Weeks later, when we were all suffering from pandemic isolation, I’d text Louise, “but that green chile burger…” She’d immediately call so we could deconstruct the ingredients and relive the delights of that moment. I mean, it was only a hamburger, but it changed the parameters of all my future trips – now we had a quest.
My next visit to CO was 6 months later during that one week we thought the pandemic was over; my sense of time is so wrecked that I think it was fall of 2020. We ambled into the Sagebrush BBQ & Grill in Grand Lake and naturally our eyes locked on their Southwest Burger.

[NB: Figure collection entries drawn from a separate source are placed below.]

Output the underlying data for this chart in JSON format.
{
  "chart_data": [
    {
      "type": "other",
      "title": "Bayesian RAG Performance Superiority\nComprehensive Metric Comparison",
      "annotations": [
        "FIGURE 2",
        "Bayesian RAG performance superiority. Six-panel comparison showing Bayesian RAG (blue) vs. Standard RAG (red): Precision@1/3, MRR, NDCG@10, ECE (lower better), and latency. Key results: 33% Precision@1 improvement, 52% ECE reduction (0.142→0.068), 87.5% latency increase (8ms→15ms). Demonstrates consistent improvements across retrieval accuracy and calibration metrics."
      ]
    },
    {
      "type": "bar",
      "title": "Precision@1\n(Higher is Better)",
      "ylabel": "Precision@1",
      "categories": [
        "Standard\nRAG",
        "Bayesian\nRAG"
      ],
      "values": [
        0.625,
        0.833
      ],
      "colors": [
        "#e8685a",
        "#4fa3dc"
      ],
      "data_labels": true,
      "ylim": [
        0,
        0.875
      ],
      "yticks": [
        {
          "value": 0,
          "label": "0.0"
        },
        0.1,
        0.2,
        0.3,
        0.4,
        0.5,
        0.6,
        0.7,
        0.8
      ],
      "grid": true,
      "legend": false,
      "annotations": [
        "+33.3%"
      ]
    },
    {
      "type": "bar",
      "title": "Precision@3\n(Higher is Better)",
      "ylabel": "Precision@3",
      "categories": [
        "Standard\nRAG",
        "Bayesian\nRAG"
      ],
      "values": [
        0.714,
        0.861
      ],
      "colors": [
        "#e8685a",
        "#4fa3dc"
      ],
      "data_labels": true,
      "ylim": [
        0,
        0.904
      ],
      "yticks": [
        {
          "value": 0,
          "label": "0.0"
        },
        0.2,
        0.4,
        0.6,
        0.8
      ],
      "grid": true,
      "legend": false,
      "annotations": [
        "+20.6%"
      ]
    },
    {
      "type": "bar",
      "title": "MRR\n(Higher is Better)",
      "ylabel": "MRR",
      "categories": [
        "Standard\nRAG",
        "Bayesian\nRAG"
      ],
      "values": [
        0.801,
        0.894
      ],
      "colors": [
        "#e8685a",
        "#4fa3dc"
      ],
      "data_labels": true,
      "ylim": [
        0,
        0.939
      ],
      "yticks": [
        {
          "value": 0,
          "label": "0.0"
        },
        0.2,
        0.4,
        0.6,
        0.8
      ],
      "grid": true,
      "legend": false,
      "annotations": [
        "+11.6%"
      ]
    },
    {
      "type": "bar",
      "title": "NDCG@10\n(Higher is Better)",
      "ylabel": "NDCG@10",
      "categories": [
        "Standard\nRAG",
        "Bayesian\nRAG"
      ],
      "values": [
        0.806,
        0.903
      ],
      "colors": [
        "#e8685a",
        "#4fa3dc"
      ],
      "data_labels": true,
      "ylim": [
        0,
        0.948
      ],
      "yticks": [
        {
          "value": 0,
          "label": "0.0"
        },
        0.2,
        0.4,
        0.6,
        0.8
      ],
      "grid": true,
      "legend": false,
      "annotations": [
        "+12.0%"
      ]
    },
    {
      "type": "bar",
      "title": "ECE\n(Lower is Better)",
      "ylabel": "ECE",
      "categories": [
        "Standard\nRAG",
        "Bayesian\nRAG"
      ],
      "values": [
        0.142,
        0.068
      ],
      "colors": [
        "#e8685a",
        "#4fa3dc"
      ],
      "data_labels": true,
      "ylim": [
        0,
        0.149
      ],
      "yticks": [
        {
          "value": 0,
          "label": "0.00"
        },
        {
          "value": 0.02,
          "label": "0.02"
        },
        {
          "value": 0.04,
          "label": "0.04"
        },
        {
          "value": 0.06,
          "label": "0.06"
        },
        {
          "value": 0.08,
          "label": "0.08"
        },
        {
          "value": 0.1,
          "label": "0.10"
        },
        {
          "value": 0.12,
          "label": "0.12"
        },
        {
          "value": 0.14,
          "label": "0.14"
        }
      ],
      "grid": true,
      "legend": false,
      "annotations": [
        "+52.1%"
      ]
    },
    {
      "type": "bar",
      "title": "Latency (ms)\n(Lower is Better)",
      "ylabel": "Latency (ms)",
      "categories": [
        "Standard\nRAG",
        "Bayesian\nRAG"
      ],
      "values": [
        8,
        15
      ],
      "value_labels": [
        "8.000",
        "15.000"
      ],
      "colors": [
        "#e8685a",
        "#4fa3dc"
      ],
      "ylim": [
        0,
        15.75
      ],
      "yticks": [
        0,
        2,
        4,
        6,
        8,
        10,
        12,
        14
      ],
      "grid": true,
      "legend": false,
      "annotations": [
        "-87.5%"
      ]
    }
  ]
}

But wait, what’s this Brisket Grilled Cheese sandwich? I’ll tell you what it is – triple-decked sammie heaven. With fries. Naturally we ordered that along with the burger and with the first bite found a new friend – now we had a thing.
We define sammies as any deliciousness cradled in a loosely defined bun, so in 2021 our après-ski obsession was a Carne Asada street taco from the Shreddy’s Tacos in Fraser, Colorado, conveniently parked in front of the Fraser River Beer Company. And now we had an obsession.
Flash forward to my winter 2022 visit and our morning yoga sessions and afternoons of Nordic skiing were carefully planned around our lunch schedule. Day one we were seriously jonesing for brisket grilled cheese and green chile burgers, but were sidelined by snowfall. Housebound, Louise broke out her secret sammie-making skills and presented me with this gem, cementing our sammie sisterhood. We officially have a tradition:
Louise’s Alpine Apple Grilled Cheese
- slices of fresh sourdough bread
- butter to grill
- Emmentaler cheese, sliced
- Gruyère cheese, sliced
- Granny Smith apple, sliced thinly
- trimmed baby spinach leaves
Heat grill pan or griddle to a feisty medium. Butter one side of each slice of bread and place on grill. Add thin slices of Emmentaler to cover the bread surface. Repeat with apple slices, spinach and Gruyère. Top each sammie base with bread buttered on the outside.
Grill until toasty and carefully flip. Once the sizzling calms down after the flip, turn off heat, cover to let the cheese melt and the bread toast.
Enjoy with salad or sheet cake, because either works.